I don't think we can look into someone's heart and know why they're voting one way or the other. I know this, that the vast majority of Americans today are frightened about what is going on in our economy.
And what they want is, they want someone who has had a constant, confident, calm, steady leadership throughout this crisis. And John McCain, frankly, Neil, has reminded me of the weather in Missouri, when it comes to economic policies. Wake up tomorrow, and it's going to change.
He has been all over the map. One day, he's a regulator. One day, he's a deregulator. One day, he says government should get out of the way. The other day, he's proposing huge government programs.
On the other hand, Barack Obama has been consistent. This has been about strengthening the middle class...
CAVUTO: Well, actually, Senator...
MCCASKILL: ... and creating jobs.
CAVUTO: Actually, Senator, I love you dearly, and think highly of Senator Obama, but he hasn't been consistent. Last year, at this time, a rich person was a million bucks or more. Now it's down to $200,000, or $250,000, depending on whether you're married or not.
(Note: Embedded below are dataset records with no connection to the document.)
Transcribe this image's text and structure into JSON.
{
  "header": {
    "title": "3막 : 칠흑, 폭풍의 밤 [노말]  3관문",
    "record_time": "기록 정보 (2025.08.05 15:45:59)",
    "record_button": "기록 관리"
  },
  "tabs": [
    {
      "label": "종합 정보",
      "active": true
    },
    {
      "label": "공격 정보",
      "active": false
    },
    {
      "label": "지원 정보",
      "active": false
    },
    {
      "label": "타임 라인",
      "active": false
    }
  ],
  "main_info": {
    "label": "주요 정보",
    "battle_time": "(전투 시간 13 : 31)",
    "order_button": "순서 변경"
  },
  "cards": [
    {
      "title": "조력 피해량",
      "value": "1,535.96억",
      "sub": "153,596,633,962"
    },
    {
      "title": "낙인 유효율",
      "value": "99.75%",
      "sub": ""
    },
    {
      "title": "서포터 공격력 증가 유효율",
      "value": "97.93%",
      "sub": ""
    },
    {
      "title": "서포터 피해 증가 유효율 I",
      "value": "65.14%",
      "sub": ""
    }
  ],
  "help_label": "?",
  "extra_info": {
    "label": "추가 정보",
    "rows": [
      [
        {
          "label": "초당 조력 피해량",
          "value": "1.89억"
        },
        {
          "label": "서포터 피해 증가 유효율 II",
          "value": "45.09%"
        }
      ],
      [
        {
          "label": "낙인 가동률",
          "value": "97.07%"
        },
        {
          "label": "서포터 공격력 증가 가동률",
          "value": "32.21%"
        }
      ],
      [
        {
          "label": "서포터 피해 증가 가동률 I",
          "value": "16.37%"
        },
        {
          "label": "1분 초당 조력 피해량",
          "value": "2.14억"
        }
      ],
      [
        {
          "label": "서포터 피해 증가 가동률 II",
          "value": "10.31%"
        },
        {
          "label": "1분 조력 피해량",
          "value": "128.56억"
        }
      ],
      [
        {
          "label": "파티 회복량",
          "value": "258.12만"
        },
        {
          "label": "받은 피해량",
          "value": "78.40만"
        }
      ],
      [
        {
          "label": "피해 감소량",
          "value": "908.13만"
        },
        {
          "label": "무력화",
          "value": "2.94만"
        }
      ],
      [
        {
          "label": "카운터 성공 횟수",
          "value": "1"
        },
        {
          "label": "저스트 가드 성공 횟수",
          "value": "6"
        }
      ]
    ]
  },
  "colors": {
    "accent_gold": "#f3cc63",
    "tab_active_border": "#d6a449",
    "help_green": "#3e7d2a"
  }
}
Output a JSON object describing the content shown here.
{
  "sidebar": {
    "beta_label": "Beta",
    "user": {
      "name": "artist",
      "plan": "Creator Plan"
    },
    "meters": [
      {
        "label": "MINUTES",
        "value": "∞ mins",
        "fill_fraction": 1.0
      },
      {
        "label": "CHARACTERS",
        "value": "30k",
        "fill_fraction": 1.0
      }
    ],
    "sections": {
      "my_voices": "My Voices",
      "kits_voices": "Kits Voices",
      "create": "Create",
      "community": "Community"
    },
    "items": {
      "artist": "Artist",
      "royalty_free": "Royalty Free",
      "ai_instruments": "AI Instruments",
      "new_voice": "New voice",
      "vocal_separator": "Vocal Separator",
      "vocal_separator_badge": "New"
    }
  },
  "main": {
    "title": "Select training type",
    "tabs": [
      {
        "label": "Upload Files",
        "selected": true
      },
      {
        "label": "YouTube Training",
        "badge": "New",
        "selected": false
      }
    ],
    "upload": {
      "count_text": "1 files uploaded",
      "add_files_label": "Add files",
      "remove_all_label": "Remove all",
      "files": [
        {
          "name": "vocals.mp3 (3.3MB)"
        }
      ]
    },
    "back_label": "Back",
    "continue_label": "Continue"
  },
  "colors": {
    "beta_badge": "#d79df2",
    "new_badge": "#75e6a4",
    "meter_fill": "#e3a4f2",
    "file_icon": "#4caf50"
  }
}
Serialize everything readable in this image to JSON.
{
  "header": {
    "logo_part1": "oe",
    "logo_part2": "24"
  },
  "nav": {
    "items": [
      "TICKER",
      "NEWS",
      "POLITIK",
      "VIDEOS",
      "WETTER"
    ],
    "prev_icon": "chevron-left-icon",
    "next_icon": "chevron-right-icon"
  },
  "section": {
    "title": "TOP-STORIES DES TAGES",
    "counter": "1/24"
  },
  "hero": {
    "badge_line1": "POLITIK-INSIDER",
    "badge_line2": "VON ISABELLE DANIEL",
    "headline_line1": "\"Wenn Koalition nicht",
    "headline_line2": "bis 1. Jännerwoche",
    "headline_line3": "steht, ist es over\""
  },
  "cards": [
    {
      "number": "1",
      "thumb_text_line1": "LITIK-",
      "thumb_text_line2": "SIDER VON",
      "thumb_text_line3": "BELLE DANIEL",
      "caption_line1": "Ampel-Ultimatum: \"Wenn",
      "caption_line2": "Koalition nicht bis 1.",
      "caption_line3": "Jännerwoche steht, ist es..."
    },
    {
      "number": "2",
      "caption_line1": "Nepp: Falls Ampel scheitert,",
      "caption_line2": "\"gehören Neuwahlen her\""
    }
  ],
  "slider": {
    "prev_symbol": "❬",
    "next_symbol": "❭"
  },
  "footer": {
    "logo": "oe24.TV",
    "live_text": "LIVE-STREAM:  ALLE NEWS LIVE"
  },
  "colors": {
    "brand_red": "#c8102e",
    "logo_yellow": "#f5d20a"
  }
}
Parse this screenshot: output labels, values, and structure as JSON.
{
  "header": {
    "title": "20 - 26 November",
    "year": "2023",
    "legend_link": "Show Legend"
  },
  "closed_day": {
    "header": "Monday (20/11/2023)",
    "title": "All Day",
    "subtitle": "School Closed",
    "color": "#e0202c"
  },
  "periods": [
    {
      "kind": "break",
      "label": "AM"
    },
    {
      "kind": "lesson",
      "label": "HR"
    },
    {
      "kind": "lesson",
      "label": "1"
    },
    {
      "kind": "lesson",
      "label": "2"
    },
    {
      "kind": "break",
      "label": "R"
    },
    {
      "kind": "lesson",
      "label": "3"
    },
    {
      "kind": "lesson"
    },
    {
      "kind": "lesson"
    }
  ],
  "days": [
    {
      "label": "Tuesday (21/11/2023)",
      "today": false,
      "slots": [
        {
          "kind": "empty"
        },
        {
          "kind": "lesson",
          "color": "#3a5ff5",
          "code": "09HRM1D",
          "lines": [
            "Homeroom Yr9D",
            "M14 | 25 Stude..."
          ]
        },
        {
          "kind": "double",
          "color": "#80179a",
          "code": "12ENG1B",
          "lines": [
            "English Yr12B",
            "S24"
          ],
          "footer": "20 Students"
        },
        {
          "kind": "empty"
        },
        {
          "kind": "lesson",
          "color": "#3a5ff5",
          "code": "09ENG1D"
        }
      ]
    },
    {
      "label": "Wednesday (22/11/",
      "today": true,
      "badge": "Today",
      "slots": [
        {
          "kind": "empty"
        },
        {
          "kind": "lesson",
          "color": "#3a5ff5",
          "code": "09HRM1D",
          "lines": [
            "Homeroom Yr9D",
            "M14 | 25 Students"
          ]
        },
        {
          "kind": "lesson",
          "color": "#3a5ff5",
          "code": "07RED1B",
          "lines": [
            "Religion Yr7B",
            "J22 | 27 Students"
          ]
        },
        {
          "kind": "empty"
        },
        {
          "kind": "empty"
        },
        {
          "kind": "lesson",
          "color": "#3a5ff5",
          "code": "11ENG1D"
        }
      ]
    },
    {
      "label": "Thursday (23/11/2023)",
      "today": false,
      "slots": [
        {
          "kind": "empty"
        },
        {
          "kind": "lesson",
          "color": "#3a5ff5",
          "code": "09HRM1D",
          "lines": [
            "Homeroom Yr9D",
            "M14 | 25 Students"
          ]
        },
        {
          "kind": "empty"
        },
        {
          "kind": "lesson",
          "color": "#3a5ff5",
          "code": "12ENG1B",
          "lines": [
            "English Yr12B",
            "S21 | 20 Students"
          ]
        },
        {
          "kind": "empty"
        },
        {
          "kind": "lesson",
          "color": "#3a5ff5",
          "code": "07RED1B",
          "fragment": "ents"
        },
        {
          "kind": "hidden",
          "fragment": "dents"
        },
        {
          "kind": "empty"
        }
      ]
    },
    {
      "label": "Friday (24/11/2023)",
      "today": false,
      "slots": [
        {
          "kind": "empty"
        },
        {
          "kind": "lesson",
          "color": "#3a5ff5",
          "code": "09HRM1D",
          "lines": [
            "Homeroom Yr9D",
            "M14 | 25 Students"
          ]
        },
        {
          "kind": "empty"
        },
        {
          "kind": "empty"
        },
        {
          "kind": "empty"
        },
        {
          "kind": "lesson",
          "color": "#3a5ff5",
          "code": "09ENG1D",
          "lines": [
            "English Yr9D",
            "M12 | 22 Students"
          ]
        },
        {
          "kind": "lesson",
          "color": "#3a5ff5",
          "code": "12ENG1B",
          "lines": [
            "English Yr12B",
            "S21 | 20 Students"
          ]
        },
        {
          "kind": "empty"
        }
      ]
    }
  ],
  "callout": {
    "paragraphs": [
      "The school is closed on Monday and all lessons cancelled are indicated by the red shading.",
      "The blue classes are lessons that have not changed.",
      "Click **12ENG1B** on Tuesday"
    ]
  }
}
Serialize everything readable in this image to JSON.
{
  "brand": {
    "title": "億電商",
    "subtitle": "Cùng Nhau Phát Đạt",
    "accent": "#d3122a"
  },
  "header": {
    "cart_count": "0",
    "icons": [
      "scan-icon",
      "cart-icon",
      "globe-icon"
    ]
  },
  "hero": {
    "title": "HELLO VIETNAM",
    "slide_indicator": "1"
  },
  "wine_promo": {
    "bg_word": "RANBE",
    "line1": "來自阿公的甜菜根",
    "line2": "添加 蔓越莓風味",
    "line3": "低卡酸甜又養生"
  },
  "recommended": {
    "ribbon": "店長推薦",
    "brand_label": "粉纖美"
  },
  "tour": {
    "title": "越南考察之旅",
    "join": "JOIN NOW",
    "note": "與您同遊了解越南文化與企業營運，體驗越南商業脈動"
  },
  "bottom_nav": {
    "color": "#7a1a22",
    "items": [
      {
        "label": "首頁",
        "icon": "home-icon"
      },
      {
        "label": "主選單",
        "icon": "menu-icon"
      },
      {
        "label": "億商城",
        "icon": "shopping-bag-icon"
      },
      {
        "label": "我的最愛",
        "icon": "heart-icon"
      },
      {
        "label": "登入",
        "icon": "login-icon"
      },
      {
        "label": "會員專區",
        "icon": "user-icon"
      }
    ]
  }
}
But we can quibble about that. I do want to pursue this, a little more, with what Congressman Murtha was telling The Post-Gazette in Pennsylvania, that I guess he's been saying, the older population is more hesitant there on these racial issues, and that ultimately what will trump it for the Obama ticket in Pennsylvania is the economic hardship.
You don't buy the notion that, if you vote against Barack Obama, you're racist, do you?
MCCASKILL: Of course not. Of course not, and neither does Barack Obama.
This is not about race. This is about what is best for our country. How are we going to have -- I mean, you saw what happened on -- on the stock market today, and it was because of a lack of consumer spending. Where does that spending come from? It comes from the middle class. It's about strengthening the foundation of our country. And that's why so many of Barack Obama's policies are focused on strengthening the middle class.
CAVUTO: So, you think the government can get us out of this?
MCCASKILL: No, not the government, but the tax code has a lot to do with it. You know, one candidate is proposing the same kind of tax cuts that Bush wanted, and got. The other is saying, let's do tax cuts for most of working America, instead of just a few.
I do think the tax code and what we do, in terms of promoting job opportunities, is important, but the government can't do it along -- alone, and Barack Obama certainly doesn't think the government can do it.
CAVUTO: All right. Senator, thank you very, very much. Very good having you. We'll see how the debate goes tonight.
MCCASKILL: Thank you.
CAVUTO: Senator McCaskill. All right.